While going through the Rentec Direct Blog archives I stumbled upon a gem of a message written by the Rentec Direct’s President, Nathan Miller, examining the importance of treating your tenant as a valued customer. With years of customer service and public relations under my belt, the idea resonated deeply with me.
“What is the #1 gripe from tenants these days we’re hearing? ‘We are not treated with respect‘. Property managers often forget that their customer is the tenant.[…] Make your customer love you and they will not go somewhere else.” -From ‘3 Critical Reasons Contributing to High Rental Vacancies’, Nathan Miller.

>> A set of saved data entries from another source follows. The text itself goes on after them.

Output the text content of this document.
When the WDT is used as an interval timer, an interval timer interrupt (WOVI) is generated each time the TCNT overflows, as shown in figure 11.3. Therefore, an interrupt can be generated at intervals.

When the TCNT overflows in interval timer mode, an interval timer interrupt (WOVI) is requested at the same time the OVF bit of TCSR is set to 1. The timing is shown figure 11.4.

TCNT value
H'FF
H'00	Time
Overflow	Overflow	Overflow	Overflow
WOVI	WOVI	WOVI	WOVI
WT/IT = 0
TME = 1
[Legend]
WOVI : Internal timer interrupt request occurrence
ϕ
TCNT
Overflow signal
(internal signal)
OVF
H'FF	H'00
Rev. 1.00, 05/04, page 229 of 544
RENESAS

Whether you manage a couple single-family homes or multi-unit properties, running a successful property management business is a full-time job. With all that goes into the day-to-day in property management, a tenant’s value in the rental equation can sometimes get overlooked. As Tom Bailey of Crystal Coast Realty & Home Service commented on my blog article about Tenant Welcome Packages, “more often than not I see property managers who act like they are doing tenants a favor to rent to them.”
Although tenants might not qualify for the “customer is always right” idiom of the foodservice and retail industry, your tenant does deserve to be treated with respect. Building this positive relationship starts with the first conversation and continues into the rental process and through tenancy. A positive relationship with your tenant, in truth, should never end as they can always provide an outstanding word of mouth recommendation for future tenants who are considering renting from you, even after they vacate your property.
There are few easy Customer Service Skills you can practice to build better tenant relations:
- Listen. Active listening is one of the most important skills in customer service. Understand your tenants’ comments and concerns to provide valuable feedback and solutions.
- Responsiveness. Fast service is valued in every industry today. Even if you cannot provide a solution or answer immediately, you should always acknowledge your tenant’s needs as soon as possible. If it’s a simple question or a maintenance request, your tenant will appreciate being kept in the loop about the status of their concern.
- Accommodate. Provide solutions to your tenants’ needs. It’s easy to get frustrated about late payments and damage to a property that could have been avoided through preventive maintenance. Give tenants an opportunity to be good renters by providing convenient bill pay options and ways to submit work orders by using an online application like a Tenant Portal.
Taking a moment to remember that your tenants are as much your customers and your owners will set the groundwork for building and maintaining a positive relationship. A positive tenant relationship will lead to long-term tenants and fewer vacancies. You can find these and more great customer service skills from Zach Culter in his post, “6 Ways to Make Your Customer Service Better” for Enterpreneur.com.
What customer service values have you implemented in your business to establish positive tenant relationships?